2017年12月10日 聖書:イザヤ書35章1節~10節   「新しい道を行く」鈴木重宣牧師

イザヤの名前は「エホバは救う」または「主は救い」と言う意味です。そしてイザヤ35章は来るべき「神の国」の姿が描かれています。神の国は果たしてどのように実現するのか。それは回復されてなされることが示されています。何が回復するのかといえば、自然と人間の回復です。あるべき姿へと神によって回復されます。

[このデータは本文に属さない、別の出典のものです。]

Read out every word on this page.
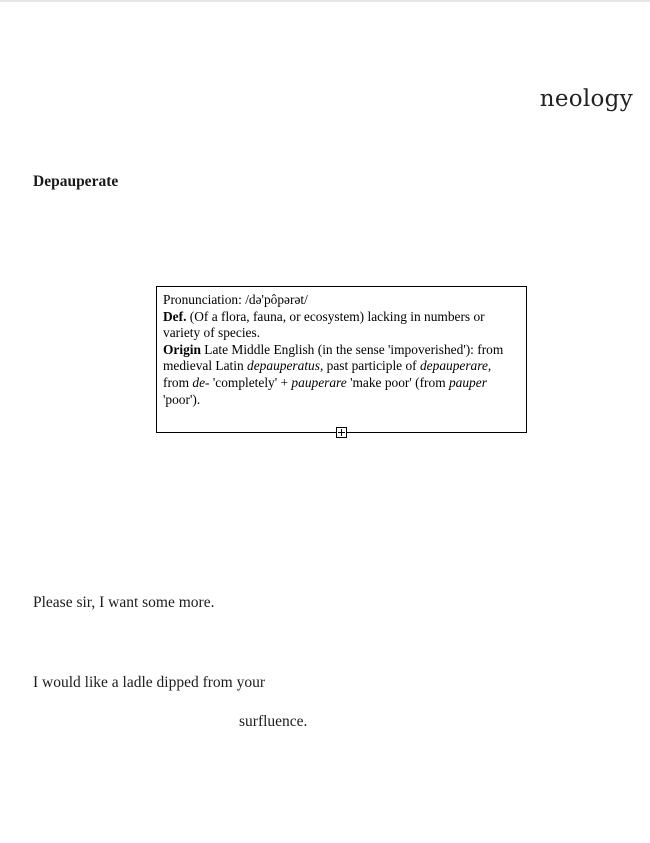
neology
Depauperate

Pronunciation: /də'pôpərət/

Def. (Of a flora, fauna, or ecosystem) lacking in numbers or variety of species.

Origin Late Middle English (in the sense 'impoverished'): from medieval Latin depauperatus, past participle of depauperare, from de- 'completely' + pauperare 'make poor' (from pauper 'poor').

Please sir, I want some more.
I would like a ladle dipped from your
surfluence.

 地球は温暖化が進んでいると言われています。先進諸国による工業によって大量に排出される二酸化炭素、毎日のように焼き畑で失われるジャングルなどは、温暖化の主要な原因とされています。これまでのペースで自然破壊が進めば、地球全体の大規模な環境変化が予想され、想像を超える災害が世界各地に頻発しかねない状況となっています。かつて主が創造され、よしとされたはずの世界は、見る影もなく変えられてしまいました。このような破壊を食い止めるには、これまで当たり前とされてきた自己利益優先の価値観を変更する必要があります。どこかの国が自国ファーストを題目に唱えたりしていますが、これの真逆ということになります。来るべき「神の国」における自然の回復は、新しい価値観による私たち自身に起こる劇的な変化なくしては起こりえないのかもしれません。パウロのようなシモンペテロのような、信仰的な死と復活がなされることによって、自然をも変えられるのでしょう。
 近頃戦争の準備がちゃくちゃくとなされ、一触即発であるかのような報道内容ばかりが目に付き、テレビや携帯からはJアラートなるようわからんミサイル防衛速報のようなものも試験送信されたりしています。日本お家芸の自動車産業は苦境を切り抜けるために、減産したり、より安価な車を開発したり、ハイブリッド車を主力にしたりとしのぎを削っていますが、そんな社会にあえて声を大にして言いたい。発想を転換して、車ではなく異なる力によって進む機械を開発しろ!と。ガソリンから電気というようなちょびっとの変更では到底今の閉塞感、低迷は払拭できない!と。かつて一部の帝国が世界を席巻し、あらゆる富を独占していった大航海時代。それを可能にしたのは羅針盤でした。なんの道しるべもない大海原において、星を頼りに自らの居場所と進むべき方向を知りえる羅針盤によって、欧州各国の船が世界にちらばり、進んだ技術と深い欲に支えられ、貿易という名の下に侵略と搾取と収奪の限りを尽くしていきました。新しい発想と発明によって世界が変えられましたが、その影には欲望や破滅が伴っていました。自国利益や自分の便利さや心地よさだけを追求しての発明は、自ずと世界を破滅に導いていくということは歴史が繰り返し証明しています。今のような時代にあるからこそ、自分本意人間中心な価値観ではない、新たな価値に重きを置いていかなければなりません。
 車をやめて、歩こう!だけではなく、自分の価値観のみを頼りにして歩くのをやめて、まずは信仰に踏みとどまろう!です。悪事を行わないことを通して、善に踏みとどまる。座り込みをして戦争に立ち向かう。真逆のようでまっとうなような。キリスト者としてなにをなすべきか、このアドベントの時、祈りを持って神に尋ね聞かなければなりません。イザヤは「エホバは救う」「主は救い」という意味の名前です。アドベントの時、イザヤに習い、大胆に語り、大胆に主の救いを述べ伝え、主の救いの時を待ち望みつつ、神に喜ばれるものとして、力強く歩みを進めていきましょう。